En France, la bactérie est présente dans deux régions. Tout d’abord, en Provence‑Alpes‑Côte d’Azur où la bactérie sévit dans une zone littorale couvrant un certain nombre de communes, et en Corse où elle est largement disséminée et pour laquelle aucune solution n’est encore au point à ce jour pour son éradication.

L’État doit cesser de réagir au coup par coup et doit, au contraire, anticiper, prévenir et guérir.

L’objet de la présente proposition de résolution est d’inviter l’État à engager un plan de lutte, de surveillance et de prévention contre les espèces invasives. Cette approche globale pourrait s’insérer utilement dans le prolongement de la stratégie développée à l’échelle européenne par la Commission Européenne, stratégie qui devrait se traduire par la mise en place à la fin de l’année 2019 d’un plan européen de prévention pour les végétaux doté d’un financement de plus de 6 millions d’euros.

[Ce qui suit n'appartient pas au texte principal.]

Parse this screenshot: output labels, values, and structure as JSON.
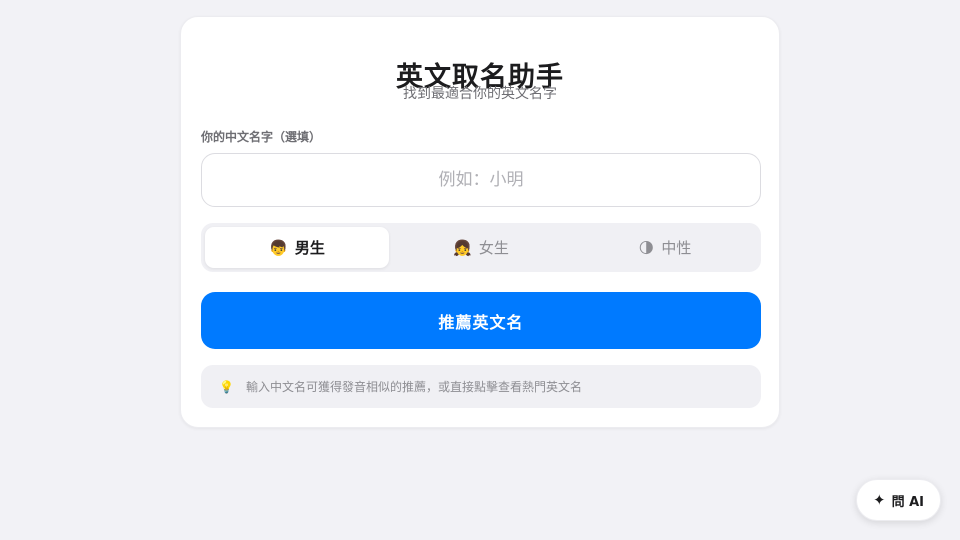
{
  "header": {
    "title": "英文取名助手",
    "subtitle": "找到最適合你的英文名字"
  },
  "form": {
    "field_label": "你的中文名字（選填）",
    "name_value": "",
    "name_placeholder": "例如：小明",
    "gender_options": [
      {
        "emoji": "👦",
        "icon": "boy-emoji-icon",
        "label": "男生",
        "selected": true
      },
      {
        "emoji": "👧",
        "icon": "girl-emoji-icon",
        "label": "女生",
        "selected": false
      },
      {
        "emoji": "🌗",
        "icon": "half-moon-emoji-icon",
        "label": "中性",
        "selected": false
      }
    ],
    "submit_label": "推薦英文名"
  },
  "tip": {
    "icon": "lightbulb-icon",
    "emoji": "💡",
    "text": "輸入中文名可獲得發音相似的推薦，或直接點擊查看熱門英文名"
  },
  "ask_ai": {
    "icon": "sparkle-icon",
    "glyph": "✦",
    "label": "問 AI"
  },
  "colors": {
    "accent": "#007aff",
    "background": "#f2f2f6",
    "card": "#ffffff",
    "muted_text": "#8e8e93"
  }
}
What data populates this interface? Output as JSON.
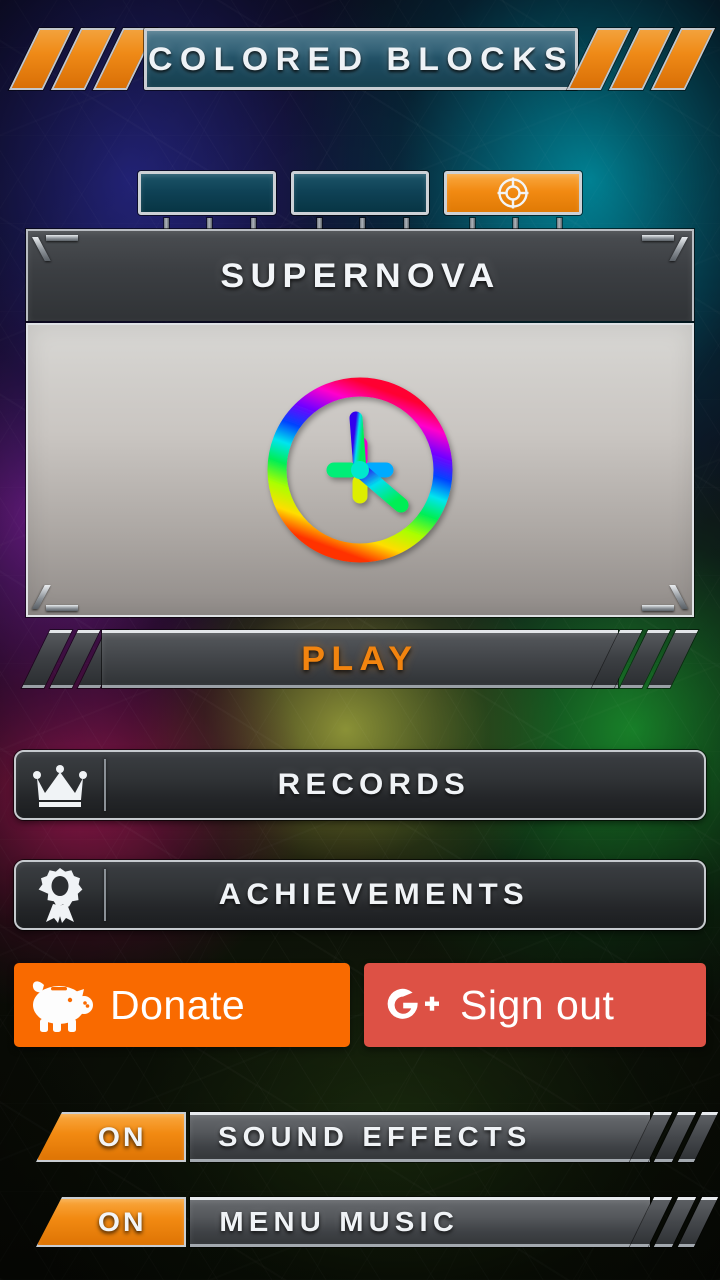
{
  "app": {
    "title": "COLORED BLOCKS"
  },
  "tabs": [
    {
      "name": "tab-one",
      "label": "",
      "icon": "",
      "active": false
    },
    {
      "name": "tab-two",
      "label": "",
      "icon": "",
      "active": false
    },
    {
      "name": "tab-three",
      "label": "",
      "icon": "target-crosshair-icon",
      "active": true
    }
  ],
  "mode_panel": {
    "title": "SUPERNOVA",
    "icon": "rainbow-clock-icon"
  },
  "play": {
    "label": "PLAY"
  },
  "menu_buttons": [
    {
      "name": "records",
      "label": "RECORDS",
      "icon": "crown-icon"
    },
    {
      "name": "achievements",
      "label": "ACHIEVEMENTS",
      "icon": "award-ribbon-icon"
    }
  ],
  "social": {
    "donate": {
      "label": "Donate",
      "icon": "piggy-bank-icon"
    },
    "signout": {
      "label": "Sign out",
      "icon": "google-plus-icon"
    }
  },
  "toggles": [
    {
      "name": "sound-effects",
      "state": "ON",
      "label": "SOUND EFFECTS"
    },
    {
      "name": "menu-music",
      "state": "ON",
      "label": "MENU MUSIC"
    }
  ],
  "colors": {
    "accent_orange": "#f2840f",
    "tab_active": "#f28a12",
    "tab_inactive": "#0f4256",
    "donate_bg": "#f96a00",
    "signout_bg": "#dd5145",
    "panel_head": "#3b3e42",
    "panel_body": "#c9c5c1",
    "title_plate": "#1d4a5e"
  }
}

Tels sont, Mesdames et Messieurs, les objectifs de la présente proposition de résolution.


proposition de RÉSOLUTION

Article unique

L’Assemblée nationale,

Vu l’article 34‑1 de la Constitution,

Vu l’article 136 du Règlement de l’Assemblée nationale,

Invite le Gouvernement à veiller à prendre la mesure du phénomène de la prolifération des espèces exotiques envahissantes (frelon asiatique, scolyte de l’épicéa, pyrale du Buis, cynips du châtaigner et bactérie xylella fastidiosa) et à dégager des pistes de réflexion visant à engager un plan de lutte, de surveillance et de prévention contre les espèces invasives fondé sur :

– une véritable cellule de veille et d’alerte aux frontières françaises et européennes ;

– des mesures prophylactiques anticipées telles que l’interdiction de circulation de matériels végétaux potentiellement porteurs de parasites ;

– un programme de recherche alternatif aux traitements pesticides s’appuyant sur les prédateurs naturels autochtones des dites espèces invasives exotiques ;

– des programmes coordonnés de lutte, mettant en synergie les différents services de l’État concernés pour développer des techniques de piégeage et de destruction ;

– une stratégie de communication et d’information des populations, des communes des professionnels et des particuliers ;

– la révision et la mise à jour de la liste des dangers sanitaires au titre du code rural afin de permettre à l’autorité administrative de définir des actions de surveillance, de prévention et de lutte comme le prévoient les articles L. 201‑4 et L. 201‑5 du code rural et de la pêche maritime ou d’approuver dans les conditions prévues à l’article L. 201‑12 un programme volontaire collectif d’initiative professionnelle.